In fact, at $45 , the only thing that has a higher CPM than the Super Bowl is the Academy Awards (the ads are cheaper, but the audience is smaller).
So will this be the last year that we’re all marveling at the price of a Super Bowl ad? Probably not — the biggest television event of the year will always capture a high price. But unless the audience for the game grows , advertisers may have found a cap on how high a price per half-minute they can capture.
Visa And The Future Of Venue Payments
Last year, at the Silicon Valley Super Bowl tech as a group went all out — and Visa led the charge. Most notably, the credit card company partnered with the NFL and San Francisco 49ers to outfit Levi’s Stadium, with nearly 700 NFC-enabled, point-of-sale terminals that let cardholders at the game swipe, tap or click to pay to order drinks from their seats using the Super Bowl 50 app.
“We were thrilled to be the first team Visa sponsored after their NFL renewal last year,” said Al Guido, chief operating officer of the 49ers, last year in the run-up to the game. “We designed Levi’s Stadium to be a forward-looking venue that was continually adaptable to advances in technology.”
This year the Super Bowl is in the not quite so tech-hubby Houston — but that doesn’t mean Visa is done innovating payments while the game plays on.
Visa is using the game to strengthen a partnership with BBVA Compass by giving NFL shop discounts to holders of the BBVA Visa card so that the bank can expand in the payment card market.
Visa’s payments ring, which first got a chance to meet the world at the Summer Olympics last year, is getting another showcase as the payments method of the future.
And Visa is even trying to make financial services cool by hosting a youth competition on its financial literacy video game, Financial Football.
For those lucky enough to have access to Visa’s private client lounge, they get the double thrill of meeting and greeting NFL luminaries — and taking any and all of Visa’s payments technology for a test drive.

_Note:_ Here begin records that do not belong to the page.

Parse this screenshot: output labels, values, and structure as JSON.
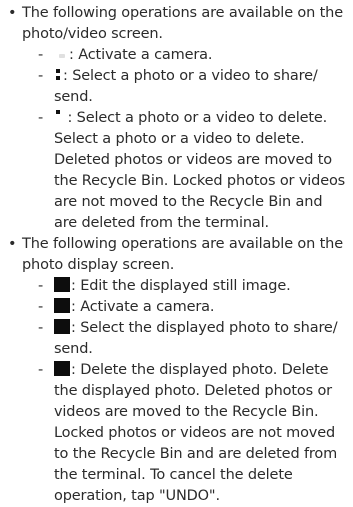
{
  "sections": [
    {
      "bullet": "•",
      "intro": "The following operations are available on the photo/video screen.",
      "items": [
        {
          "dash": "-",
          "icon": "camera-icon",
          "text": ": Activate a camera."
        },
        {
          "dash": "-",
          "icon": "share-icon",
          "text": ": Select a photo or a video to share/ send."
        },
        {
          "dash": "-",
          "icon": "delete-icon",
          "text": " : Select a photo or a video to delete. Select a photo or a video to delete. Deleted photos or videos are moved to the Recycle Bin. Locked photos or videos are not moved to the Recycle Bin and are deleted from the terminal."
        }
      ]
    },
    {
      "bullet": "•",
      "intro": "The following operations are available on the photo display screen.",
      "items": [
        {
          "dash": "-",
          "icon": "edit-icon",
          "text": ": Edit the displayed still image."
        },
        {
          "dash": "-",
          "icon": "camera-icon",
          "text": ": Activate a camera."
        },
        {
          "dash": "-",
          "icon": "share-icon",
          "text": ": Select the displayed photo to share/ send."
        },
        {
          "dash": "-",
          "icon": "delete-icon",
          "text": ": Delete the displayed photo. Delete the displayed photo. Deleted photos or videos are moved to the Recycle Bin. Locked photos or videos are not moved to the Recycle Bin and are deleted from the terminal. To cancel the delete operation, tap \"UNDO\"."
        }
      ]
    }
  ]
}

But like most of us, you will not spend the big weekend at the game — or in Visa’s hyper-exclusive lounge. More likely than not, you will be on the couch eating pizza.
And just in time for the mass mozzarella consumption festival, Domino’s Pizza is also getting into the game.
Domino’s Messenger Ordering Play
Just in time for the kick-off, Domino’s announced a major expansion of its Facebook Messenger ordering chatbot.
Going forward, users can order anything on the menu instead of just their most recent “Easy Order” — helpful for those with game guests who may not share their pizza tastes.
And to make sure the offer is particularly tempting, Domino’s is incentivizing customers to use the new functionality with a 20-percent-off coupon on menu-priced items ordered through Messenger.
And they picked the right day to launch: Super Bowl Sunday is the biggest pizza ordering day of the calendar year.
So what did we learn about commerce going into the game? The ads are expensive — but possibly less valuable than they used to be. Visa doesn’t need to be in San Francisco to push tech at the big game — have tech, will travel to anywhere, including Houston.
And when in doubt this weekend, you are a tap away from 20-percent-off pizza.